Application-level scaling is relative to O&M-level scaling. The utilization ratio of CPU and memory is an application-independent O&M metric, and the HPA configuration for scaling based on such metrics is O&M-level scaling. Metrics, such as request total, request latency, and P99 distribution, are application-related or called business-aware monitoring metrics.

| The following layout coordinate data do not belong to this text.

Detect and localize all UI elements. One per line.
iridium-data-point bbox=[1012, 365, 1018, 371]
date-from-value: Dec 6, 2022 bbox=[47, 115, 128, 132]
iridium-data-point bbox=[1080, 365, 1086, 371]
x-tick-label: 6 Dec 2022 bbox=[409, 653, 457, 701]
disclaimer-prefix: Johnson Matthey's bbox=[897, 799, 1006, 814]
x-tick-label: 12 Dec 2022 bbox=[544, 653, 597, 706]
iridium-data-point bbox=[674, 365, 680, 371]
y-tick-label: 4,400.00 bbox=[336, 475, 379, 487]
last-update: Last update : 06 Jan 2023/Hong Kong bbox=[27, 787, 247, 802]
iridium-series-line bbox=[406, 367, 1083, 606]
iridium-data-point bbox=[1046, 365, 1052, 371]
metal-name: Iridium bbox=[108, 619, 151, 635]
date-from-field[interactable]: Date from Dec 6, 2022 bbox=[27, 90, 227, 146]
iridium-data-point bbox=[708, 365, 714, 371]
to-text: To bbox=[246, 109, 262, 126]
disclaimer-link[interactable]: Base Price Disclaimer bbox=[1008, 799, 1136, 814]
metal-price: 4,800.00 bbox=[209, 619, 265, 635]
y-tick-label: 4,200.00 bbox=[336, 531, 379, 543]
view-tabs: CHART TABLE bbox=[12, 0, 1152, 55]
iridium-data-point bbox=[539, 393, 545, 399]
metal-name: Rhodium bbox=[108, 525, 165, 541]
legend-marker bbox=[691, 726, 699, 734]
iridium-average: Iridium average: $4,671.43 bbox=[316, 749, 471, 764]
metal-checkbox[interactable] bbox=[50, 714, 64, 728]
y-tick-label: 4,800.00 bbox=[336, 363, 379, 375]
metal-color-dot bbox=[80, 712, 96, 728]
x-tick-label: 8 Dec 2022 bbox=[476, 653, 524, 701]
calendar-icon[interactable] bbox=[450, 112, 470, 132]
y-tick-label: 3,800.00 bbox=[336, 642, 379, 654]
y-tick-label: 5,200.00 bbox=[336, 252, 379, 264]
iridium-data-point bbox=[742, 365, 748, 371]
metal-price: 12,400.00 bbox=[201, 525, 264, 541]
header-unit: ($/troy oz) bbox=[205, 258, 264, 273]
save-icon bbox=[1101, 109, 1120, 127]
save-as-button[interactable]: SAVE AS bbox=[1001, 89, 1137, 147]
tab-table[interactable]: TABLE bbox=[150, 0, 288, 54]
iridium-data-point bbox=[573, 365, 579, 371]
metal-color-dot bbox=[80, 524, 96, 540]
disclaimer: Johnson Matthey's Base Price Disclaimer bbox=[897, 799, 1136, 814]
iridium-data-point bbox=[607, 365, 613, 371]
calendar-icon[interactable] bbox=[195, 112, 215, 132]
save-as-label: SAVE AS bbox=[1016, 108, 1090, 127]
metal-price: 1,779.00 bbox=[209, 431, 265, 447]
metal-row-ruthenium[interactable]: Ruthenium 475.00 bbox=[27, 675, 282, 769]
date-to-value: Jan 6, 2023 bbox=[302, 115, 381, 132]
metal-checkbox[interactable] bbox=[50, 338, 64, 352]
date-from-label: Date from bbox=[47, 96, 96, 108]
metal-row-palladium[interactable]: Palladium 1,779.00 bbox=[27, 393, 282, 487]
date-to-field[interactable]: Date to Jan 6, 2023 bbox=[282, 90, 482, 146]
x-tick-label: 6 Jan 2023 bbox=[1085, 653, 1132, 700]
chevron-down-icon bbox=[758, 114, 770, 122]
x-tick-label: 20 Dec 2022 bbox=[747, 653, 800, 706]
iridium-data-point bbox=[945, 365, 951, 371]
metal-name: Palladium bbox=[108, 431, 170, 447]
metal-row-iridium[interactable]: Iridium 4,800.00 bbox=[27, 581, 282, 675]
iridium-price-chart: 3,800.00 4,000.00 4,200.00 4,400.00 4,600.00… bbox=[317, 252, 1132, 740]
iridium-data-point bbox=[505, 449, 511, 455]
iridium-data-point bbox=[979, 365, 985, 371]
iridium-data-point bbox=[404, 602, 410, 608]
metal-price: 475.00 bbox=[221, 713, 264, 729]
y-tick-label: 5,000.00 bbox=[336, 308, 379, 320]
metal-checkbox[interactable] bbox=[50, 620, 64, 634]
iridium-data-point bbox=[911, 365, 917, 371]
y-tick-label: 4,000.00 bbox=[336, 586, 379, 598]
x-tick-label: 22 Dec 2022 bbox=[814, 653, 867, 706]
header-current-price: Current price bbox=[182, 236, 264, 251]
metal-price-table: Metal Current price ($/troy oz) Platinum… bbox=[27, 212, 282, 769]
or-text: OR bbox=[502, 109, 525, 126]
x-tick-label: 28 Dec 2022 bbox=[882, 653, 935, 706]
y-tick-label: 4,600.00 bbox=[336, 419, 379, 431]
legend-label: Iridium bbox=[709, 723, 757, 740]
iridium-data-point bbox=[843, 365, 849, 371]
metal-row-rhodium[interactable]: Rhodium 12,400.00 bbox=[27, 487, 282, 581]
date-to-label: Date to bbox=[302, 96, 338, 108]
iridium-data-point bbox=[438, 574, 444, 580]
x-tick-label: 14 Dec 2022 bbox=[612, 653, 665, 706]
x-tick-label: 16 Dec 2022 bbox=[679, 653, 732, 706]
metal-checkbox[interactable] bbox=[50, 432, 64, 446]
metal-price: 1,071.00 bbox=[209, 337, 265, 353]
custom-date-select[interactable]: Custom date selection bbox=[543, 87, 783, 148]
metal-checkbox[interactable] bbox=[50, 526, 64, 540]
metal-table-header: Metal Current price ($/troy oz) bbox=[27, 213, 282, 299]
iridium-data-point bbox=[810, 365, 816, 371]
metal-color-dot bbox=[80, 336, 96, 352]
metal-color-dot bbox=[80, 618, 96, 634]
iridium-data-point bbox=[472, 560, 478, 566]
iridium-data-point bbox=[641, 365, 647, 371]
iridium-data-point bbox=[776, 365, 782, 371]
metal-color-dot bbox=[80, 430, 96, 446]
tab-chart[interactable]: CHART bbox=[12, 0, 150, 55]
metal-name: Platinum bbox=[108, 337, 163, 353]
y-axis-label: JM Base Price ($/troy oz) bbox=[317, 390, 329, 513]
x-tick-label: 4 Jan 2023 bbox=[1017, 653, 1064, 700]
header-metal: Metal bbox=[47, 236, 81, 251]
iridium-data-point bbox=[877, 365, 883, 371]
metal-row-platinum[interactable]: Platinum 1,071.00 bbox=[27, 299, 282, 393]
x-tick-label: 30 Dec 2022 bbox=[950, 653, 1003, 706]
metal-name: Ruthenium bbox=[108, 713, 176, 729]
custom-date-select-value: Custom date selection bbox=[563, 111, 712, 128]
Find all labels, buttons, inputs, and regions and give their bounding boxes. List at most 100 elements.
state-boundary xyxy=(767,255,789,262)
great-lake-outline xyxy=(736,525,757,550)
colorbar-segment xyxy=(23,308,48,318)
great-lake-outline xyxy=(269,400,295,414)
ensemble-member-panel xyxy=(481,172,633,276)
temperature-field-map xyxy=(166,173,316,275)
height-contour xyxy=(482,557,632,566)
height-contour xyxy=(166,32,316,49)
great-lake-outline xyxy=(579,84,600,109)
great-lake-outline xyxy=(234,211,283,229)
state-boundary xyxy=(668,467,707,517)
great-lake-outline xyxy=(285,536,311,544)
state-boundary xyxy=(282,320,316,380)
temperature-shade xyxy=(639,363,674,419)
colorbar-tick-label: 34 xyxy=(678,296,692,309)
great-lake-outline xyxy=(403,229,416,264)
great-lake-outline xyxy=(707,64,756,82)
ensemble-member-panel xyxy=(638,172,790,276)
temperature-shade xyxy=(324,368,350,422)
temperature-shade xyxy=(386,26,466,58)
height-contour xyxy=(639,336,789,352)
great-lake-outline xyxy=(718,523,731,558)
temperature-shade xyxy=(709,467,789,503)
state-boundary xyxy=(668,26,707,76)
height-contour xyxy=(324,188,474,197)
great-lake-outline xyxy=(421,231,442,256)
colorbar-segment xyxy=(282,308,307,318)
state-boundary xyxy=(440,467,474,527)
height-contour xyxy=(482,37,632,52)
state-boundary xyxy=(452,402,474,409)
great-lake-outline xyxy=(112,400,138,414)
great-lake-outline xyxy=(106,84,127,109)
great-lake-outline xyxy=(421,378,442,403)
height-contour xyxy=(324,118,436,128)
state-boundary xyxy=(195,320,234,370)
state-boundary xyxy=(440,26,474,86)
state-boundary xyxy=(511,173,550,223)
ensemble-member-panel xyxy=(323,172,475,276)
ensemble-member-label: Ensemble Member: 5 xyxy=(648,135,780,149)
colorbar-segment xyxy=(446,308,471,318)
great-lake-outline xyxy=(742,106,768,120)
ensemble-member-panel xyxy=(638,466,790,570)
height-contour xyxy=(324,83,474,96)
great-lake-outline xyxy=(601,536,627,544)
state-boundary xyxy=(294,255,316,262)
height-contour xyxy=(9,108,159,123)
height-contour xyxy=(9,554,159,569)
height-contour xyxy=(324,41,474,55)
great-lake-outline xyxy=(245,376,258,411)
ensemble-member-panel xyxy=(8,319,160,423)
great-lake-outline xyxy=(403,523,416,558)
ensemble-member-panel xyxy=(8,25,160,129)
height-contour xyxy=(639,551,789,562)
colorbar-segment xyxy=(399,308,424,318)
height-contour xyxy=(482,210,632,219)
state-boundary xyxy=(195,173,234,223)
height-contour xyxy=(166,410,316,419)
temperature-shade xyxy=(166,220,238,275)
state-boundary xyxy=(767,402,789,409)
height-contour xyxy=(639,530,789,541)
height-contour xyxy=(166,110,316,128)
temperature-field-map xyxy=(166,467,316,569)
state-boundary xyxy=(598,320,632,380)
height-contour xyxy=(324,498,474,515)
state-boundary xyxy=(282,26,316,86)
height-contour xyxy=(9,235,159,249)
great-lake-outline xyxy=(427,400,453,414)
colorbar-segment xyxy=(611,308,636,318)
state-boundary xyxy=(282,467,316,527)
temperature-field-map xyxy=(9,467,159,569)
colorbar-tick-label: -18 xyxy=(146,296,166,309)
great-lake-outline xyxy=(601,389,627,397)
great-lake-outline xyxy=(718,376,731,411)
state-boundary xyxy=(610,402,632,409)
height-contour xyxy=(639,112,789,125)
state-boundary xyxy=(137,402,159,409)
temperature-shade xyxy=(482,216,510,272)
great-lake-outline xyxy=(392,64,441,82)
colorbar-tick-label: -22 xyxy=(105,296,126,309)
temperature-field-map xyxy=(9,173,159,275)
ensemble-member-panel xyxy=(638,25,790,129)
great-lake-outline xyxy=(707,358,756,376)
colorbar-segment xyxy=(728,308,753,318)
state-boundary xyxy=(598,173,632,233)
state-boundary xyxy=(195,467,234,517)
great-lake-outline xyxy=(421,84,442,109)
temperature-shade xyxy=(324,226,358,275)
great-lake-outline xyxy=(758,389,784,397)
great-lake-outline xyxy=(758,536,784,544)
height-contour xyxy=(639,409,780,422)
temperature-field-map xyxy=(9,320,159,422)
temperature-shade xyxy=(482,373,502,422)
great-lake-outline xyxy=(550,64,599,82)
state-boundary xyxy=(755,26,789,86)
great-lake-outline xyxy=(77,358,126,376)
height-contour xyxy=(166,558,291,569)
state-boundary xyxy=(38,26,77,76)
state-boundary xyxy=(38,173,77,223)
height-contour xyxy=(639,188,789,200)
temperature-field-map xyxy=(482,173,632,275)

This article describes the configuration of three application-level monitoring metrics in HPA to implement the application-level auto scaling.
Kube-metrics-adapter
Run the following command to deploy kube-metrics-adapter (For the complete script, please see demo_hpa.sh):
helm --kubeconfig "$USER_CONFIG" -n kube-system install asm-custom-metrics \
$KUBE_METRICS_ADAPTER_SRC/deploy/charts/kube-metrics-adapter \
--set prometheus.url=http://prometheus.istio-system.svc:9090
Run the following command to verify the deployment:
#Verify POD
kubectl --kubeconfig "$USER_CONFIG" get po -n kube-system | grep metrics-adapter
asm-custom-metrics-kube-metrics-adapter-6fb4949988-ht8pv 1/1 Running 0 30s
#Verify CRD
kubectl --kubeconfig "$USER_CONFIG" api-versions | grep "autoscaling/v2beta"
autoscaling/v2beta1
autoscaling/v2beta2
#Verify CRD
kubectl --kubeconfig "$USER_CONFIG" get --raw "/apis/external.metrics.k8s.io/v1beta1" | jq .
{
"kind": "APIResourceList",
"apiVersion": "v1",
"groupVersion": "external.metrics.k8s.io/v1beta1",
"resources": []
}
Loadtester
Run the following command to deploy flagger loadtester
:
kubectl --kubeconfig "$USER_CONFIG" apply -f $FLAAGER_SRC/kustomize/tester/deployment.yaml -n test
kubectl --kubeconfig "$USER_CONFIG" apply -f $FLAAGER_SRC/kustomize/tester/service.yaml -n test
First, create a configuration of HorizontalPodAutoscaler
to sense the application request total (istio_requests_total)
:
apiVersion: autoscaling/v2beta2
kind: HorizontalPodAutoscaler
metadata:
name: podinfo-total
namespace: test
annotations:
metric-config.external.prometheus-query.prometheus/processed-requests-per-second: |
sum(rate(istio_requests_total{destination_workload_namespace="test",reporter="destination"}[1m]))
spec:
maxReplicas: 5
minReplicas: 1
scaleTargetRef:
apiVersion: apps/v1
kind: Deployment
name: podinfo
metrics:
- type: External
external:
metric:
name: prometheus-query
selector:
matchLabels:
query-name: processed-requests-per-second
target:
type: AverageValue
averageValue: "10"
Run the following command to deploy the HPA configuration:
kubectl --kubeconfig "$USER_CONFIG" apply -f resources_hpa/requests_total_hpa.yaml
Run the following command for verification:
kubectl --kubeconfig "$USER_CONFIG" get --raw "/apis/external.metrics.k8s.io/v1beta1" | jq .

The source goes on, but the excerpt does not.